Антанас Григас подносит к губам бокал и ставит на стол, не отпив даже половины.
— Крепкое! Мастак ты, Йонас, умеешь варить.
— Чистое, ячменное. Солода вдвое больше уходит, но сахара ни крупинки не кладу. Так что не бойся, не отравишься, мое пиво — не яд какой, а само здоровье и веселье. Мне и самому приятно после сытной еды отведать и гостя любезного попотчевать, — простодушно хвастается Гиринис, не скрывая своей гордости.
Григас, согретый легким хмелем, одобрительно кивает. Как хорошо, как приятно под этой кровлей! Кажется, здесь ты родился и вырос, здесь, в этой старой избе, где каждый почернелый сруб дышит воспоминаниями о твоем безвозвратном детстве.

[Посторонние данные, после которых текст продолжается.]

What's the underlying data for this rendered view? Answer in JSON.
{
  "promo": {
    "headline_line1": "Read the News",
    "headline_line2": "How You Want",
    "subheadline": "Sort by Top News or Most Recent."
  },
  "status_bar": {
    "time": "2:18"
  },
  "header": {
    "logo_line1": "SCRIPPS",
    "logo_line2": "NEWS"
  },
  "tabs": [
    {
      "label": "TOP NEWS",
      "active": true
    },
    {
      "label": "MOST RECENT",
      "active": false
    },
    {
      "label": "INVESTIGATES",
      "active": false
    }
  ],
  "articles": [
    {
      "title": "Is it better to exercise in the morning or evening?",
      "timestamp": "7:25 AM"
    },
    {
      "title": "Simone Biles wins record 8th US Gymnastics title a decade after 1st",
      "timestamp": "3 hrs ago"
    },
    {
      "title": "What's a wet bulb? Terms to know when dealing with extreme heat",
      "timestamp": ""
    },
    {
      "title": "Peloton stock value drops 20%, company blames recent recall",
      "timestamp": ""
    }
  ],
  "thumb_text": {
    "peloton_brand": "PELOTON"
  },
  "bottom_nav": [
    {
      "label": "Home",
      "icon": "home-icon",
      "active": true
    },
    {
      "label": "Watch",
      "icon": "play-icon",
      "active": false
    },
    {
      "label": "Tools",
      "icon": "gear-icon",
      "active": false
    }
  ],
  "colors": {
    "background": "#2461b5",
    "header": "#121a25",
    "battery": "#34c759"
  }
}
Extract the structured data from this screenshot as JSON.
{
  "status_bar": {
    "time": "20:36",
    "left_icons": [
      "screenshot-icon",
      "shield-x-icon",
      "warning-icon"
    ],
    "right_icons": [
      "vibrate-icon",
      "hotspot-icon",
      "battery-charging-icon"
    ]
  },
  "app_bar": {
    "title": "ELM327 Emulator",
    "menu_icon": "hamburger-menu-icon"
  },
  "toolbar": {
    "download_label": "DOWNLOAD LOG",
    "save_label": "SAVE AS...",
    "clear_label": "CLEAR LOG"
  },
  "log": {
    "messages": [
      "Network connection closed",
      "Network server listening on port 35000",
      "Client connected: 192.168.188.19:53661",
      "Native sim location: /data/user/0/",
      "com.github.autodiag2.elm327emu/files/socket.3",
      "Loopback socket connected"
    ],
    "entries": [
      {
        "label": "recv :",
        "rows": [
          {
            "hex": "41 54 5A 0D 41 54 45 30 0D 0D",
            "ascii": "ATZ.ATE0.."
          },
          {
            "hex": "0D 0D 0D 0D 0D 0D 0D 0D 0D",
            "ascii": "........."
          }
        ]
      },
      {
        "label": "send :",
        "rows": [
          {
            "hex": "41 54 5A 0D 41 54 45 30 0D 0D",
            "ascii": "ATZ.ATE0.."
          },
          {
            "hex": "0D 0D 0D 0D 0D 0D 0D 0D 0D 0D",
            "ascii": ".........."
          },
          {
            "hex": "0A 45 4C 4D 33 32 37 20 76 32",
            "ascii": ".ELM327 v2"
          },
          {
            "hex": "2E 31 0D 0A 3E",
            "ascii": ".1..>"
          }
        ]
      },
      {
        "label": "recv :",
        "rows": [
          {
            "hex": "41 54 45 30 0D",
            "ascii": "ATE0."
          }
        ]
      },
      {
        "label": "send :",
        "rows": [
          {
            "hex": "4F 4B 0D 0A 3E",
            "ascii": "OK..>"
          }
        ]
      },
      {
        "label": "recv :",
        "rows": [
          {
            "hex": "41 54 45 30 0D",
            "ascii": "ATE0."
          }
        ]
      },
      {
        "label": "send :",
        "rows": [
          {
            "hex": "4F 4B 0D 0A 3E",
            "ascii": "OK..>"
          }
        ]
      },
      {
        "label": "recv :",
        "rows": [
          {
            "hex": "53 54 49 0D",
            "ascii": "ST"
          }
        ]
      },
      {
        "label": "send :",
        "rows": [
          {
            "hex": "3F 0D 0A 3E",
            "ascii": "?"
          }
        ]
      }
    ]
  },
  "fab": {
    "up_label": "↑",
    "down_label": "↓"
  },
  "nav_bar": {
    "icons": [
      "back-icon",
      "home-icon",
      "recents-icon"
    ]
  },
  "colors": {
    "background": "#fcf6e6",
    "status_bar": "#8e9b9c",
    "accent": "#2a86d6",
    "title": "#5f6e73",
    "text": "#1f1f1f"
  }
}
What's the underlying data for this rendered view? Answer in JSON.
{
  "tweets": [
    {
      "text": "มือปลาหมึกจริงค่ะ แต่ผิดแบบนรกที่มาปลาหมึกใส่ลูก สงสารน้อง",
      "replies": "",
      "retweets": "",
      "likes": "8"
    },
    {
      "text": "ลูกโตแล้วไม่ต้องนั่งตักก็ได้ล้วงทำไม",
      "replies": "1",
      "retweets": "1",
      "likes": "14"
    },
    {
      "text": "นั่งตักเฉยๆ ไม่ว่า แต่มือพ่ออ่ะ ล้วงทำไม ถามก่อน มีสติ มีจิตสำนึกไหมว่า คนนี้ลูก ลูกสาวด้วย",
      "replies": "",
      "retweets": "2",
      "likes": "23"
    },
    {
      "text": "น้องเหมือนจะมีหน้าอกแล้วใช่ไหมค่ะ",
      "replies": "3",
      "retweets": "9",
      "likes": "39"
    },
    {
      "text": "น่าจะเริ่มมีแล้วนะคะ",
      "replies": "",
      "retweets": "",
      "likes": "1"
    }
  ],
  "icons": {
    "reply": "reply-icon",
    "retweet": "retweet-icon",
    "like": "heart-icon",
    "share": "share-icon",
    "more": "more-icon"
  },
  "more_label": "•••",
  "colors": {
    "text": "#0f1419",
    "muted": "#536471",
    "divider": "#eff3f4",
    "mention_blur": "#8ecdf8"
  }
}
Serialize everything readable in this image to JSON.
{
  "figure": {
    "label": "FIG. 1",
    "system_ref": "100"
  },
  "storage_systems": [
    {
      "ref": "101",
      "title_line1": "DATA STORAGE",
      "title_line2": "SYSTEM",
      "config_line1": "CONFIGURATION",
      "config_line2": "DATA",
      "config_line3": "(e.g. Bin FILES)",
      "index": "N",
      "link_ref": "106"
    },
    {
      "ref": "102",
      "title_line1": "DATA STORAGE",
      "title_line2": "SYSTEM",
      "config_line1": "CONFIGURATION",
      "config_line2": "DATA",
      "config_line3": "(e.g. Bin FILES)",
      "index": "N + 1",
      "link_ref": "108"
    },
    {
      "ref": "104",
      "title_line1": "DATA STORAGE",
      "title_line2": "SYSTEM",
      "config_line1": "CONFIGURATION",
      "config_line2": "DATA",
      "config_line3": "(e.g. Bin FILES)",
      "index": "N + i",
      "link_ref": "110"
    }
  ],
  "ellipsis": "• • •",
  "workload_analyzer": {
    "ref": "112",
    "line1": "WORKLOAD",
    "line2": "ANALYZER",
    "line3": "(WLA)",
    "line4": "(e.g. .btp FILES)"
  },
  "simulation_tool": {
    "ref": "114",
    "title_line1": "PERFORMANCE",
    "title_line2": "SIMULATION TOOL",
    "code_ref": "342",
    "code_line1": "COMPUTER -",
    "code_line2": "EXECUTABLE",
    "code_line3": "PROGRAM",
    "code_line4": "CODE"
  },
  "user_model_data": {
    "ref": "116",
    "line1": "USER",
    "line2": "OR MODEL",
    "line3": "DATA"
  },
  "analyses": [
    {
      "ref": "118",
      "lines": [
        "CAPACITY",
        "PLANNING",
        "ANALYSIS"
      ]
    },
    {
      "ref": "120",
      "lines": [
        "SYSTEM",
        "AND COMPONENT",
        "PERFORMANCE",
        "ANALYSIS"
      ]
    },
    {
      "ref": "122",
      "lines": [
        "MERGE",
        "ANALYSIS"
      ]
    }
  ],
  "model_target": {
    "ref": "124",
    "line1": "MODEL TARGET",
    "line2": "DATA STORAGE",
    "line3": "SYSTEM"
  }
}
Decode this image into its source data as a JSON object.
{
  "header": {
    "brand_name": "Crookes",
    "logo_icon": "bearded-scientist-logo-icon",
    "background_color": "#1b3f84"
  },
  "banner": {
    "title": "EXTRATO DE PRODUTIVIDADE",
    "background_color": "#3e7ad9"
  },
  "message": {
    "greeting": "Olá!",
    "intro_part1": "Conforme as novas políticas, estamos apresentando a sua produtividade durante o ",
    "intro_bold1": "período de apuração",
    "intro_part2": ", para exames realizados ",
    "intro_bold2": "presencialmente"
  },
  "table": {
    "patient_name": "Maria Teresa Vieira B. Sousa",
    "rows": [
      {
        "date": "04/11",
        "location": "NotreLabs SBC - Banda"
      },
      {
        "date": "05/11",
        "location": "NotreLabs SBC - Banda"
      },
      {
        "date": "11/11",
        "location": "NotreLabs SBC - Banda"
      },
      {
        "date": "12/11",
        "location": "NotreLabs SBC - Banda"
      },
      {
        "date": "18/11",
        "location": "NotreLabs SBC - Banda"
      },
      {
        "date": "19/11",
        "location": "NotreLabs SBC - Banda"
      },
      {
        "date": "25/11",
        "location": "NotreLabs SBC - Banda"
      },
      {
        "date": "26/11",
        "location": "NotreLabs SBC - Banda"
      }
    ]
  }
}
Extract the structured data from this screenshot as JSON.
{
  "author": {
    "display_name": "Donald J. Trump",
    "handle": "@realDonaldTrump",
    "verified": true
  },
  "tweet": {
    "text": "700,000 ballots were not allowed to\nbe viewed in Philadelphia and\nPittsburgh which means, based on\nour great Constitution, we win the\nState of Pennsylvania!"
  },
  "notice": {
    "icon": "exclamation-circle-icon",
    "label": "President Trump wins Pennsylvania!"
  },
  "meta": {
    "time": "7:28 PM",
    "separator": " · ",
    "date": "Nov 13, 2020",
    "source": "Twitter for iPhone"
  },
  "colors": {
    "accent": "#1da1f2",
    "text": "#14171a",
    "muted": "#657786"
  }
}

Только зажмурься и услышишь, как за печкой сверчок стрекочет, а в распахнутые двери кухни с фонарем в руке входит мать в длинной домотканой сорочке. Зажмурься и обдаст тебя вдруг запахом вареной капусты, картофельного пойла для свиней, а из сеней вместе с клубами пара ввалится отец с ведрами ледяной воды…
— Тепло у тебя, Йонас, — говорит Григас и пытается скрыть свое смятение.
— Старые мастера знали толк. Помню, я еще ребенком был, когда эту избу ставили, а вот надо же, стоит по сей день, и попробуй хоть щелочку в стенах найди. Стоит как новая — и еще сто лет простоит.